Does Tuchel’s new deal increase the pressure on him or the team? Probably not. Southgate was coming to the end of his reign and, rightly or wrongly, a significant chunk of the public had decided they no longer wanted him, regardless of England’s performance at the Euros.

Tuchel’s popularity feels less of an issue, mainly because England haven’t had any proper competitive matches under him yet.

Yes, qualifying for a World Cup isn’t a given (ask Italy) but taking into account the group England had been handed and given how talented the squad is, anything less than serene progress would have been a surprise.
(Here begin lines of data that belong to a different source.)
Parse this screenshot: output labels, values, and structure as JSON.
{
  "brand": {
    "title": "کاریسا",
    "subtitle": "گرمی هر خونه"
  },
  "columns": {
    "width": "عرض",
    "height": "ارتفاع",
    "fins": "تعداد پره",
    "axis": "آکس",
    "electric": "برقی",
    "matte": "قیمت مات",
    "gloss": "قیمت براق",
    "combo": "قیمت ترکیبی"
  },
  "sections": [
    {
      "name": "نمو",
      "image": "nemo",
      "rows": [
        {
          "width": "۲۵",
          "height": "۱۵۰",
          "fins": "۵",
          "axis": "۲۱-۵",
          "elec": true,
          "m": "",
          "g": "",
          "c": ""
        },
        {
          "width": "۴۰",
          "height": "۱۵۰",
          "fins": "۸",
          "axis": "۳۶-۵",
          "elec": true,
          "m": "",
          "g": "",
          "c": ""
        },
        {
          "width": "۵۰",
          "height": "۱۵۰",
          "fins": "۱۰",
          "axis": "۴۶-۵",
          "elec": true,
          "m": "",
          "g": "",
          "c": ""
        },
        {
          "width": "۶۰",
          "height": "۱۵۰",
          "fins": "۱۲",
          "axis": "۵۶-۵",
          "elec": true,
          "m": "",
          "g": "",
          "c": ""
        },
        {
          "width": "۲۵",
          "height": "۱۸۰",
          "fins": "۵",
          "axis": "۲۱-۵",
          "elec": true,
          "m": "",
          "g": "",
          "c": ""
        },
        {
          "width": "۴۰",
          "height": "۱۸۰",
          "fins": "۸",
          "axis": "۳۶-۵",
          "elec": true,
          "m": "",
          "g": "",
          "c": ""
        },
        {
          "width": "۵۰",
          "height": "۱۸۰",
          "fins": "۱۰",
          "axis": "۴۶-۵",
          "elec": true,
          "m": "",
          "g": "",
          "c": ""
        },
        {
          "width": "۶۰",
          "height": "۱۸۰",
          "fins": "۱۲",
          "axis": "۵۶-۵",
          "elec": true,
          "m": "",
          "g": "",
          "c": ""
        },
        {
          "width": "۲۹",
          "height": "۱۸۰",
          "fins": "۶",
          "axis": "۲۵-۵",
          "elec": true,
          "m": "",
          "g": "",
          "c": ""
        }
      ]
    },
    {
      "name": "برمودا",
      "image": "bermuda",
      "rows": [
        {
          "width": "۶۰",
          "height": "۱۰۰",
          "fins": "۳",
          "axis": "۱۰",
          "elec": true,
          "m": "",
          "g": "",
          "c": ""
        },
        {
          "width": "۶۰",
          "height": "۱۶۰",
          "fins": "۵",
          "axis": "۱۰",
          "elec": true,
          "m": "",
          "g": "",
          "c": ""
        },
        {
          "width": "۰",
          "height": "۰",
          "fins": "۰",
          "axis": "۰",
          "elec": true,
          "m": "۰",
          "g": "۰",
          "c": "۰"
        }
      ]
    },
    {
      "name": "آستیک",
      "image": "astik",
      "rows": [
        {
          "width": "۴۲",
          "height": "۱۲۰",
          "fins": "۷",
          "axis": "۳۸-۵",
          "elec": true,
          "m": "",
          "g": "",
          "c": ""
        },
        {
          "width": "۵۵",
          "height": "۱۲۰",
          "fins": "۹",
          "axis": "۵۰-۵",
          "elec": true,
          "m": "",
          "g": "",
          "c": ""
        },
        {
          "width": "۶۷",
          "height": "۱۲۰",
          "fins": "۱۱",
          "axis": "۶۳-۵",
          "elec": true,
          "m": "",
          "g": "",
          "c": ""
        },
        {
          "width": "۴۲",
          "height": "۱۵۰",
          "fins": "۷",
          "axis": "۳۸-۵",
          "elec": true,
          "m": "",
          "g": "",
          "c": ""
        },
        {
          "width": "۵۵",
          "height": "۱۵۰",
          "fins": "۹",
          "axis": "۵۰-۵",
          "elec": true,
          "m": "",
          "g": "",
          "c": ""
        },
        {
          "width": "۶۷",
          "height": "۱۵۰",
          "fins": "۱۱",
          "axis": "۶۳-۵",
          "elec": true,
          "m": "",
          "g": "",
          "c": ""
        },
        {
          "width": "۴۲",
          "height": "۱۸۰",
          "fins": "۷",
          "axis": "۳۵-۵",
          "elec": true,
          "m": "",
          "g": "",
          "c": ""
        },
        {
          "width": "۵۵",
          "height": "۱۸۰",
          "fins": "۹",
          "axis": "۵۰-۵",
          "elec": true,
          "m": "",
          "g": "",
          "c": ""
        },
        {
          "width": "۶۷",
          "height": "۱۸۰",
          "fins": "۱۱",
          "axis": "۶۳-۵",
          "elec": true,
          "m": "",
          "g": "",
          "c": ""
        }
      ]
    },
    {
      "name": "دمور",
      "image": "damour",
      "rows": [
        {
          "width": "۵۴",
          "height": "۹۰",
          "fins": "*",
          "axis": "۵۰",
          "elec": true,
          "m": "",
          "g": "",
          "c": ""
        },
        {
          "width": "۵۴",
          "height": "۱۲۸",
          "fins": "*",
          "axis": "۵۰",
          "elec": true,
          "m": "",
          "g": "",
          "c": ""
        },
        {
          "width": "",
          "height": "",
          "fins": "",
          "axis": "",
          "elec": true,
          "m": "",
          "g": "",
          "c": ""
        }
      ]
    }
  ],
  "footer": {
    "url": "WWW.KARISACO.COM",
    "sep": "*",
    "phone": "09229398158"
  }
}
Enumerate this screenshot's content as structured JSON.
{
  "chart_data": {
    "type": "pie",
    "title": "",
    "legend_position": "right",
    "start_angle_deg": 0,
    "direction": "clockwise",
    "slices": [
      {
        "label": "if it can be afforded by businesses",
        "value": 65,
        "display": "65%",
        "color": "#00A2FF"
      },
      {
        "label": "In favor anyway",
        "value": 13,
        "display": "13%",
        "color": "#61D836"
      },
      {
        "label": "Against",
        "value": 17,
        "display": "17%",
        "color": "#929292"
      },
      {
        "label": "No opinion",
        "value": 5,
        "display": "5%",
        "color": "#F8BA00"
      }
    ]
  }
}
The decision to give Fabio Capello a new contract before the 2010 World Cup backfired (Michael Regan/Getty Images)

Improvements seem to have been made in the past six months, an uplift from the concerning 3-1 home defeat against Senegal in June (with the mitigation of it being an end-of-season friendly that the players probably had little interest in) to those impressive 5-0 away wins in Serbia and Latvia.

But until June 17 in Arlington, Texas, when England face Croatia in their World Cup opener, full judgement cannot begin. Do England fans even want Tuchel until 2028? Well, we don’t know yet.

“If we don’t win, I know the desire will be for change, externally,” Southgate added on his pre-Euros contract dilemma. That’s not necessarily the case here.

What the extension does do is remove a layer of speculation. Managerial jobs at several big clubs are expected to be available this summer — Real Madrid, Manchester United, Tottenham Hotspur and possibly others, too — and Tuchel extending to 2028 stops his name being linked with those vacancies. Uncertainty turns to stability.

It’s a slight risk on the FA’s part. If England really fail this summer — crashing out in the last 16 or earlier — a natural parting of the ways at the end of Tuchel’s contract would have been clean and decisive, and probably welcomed.

But hey, that’s the glass-half-empty view. At the very least, today’s news signifies that all is going well behind the scene — at least until June 17.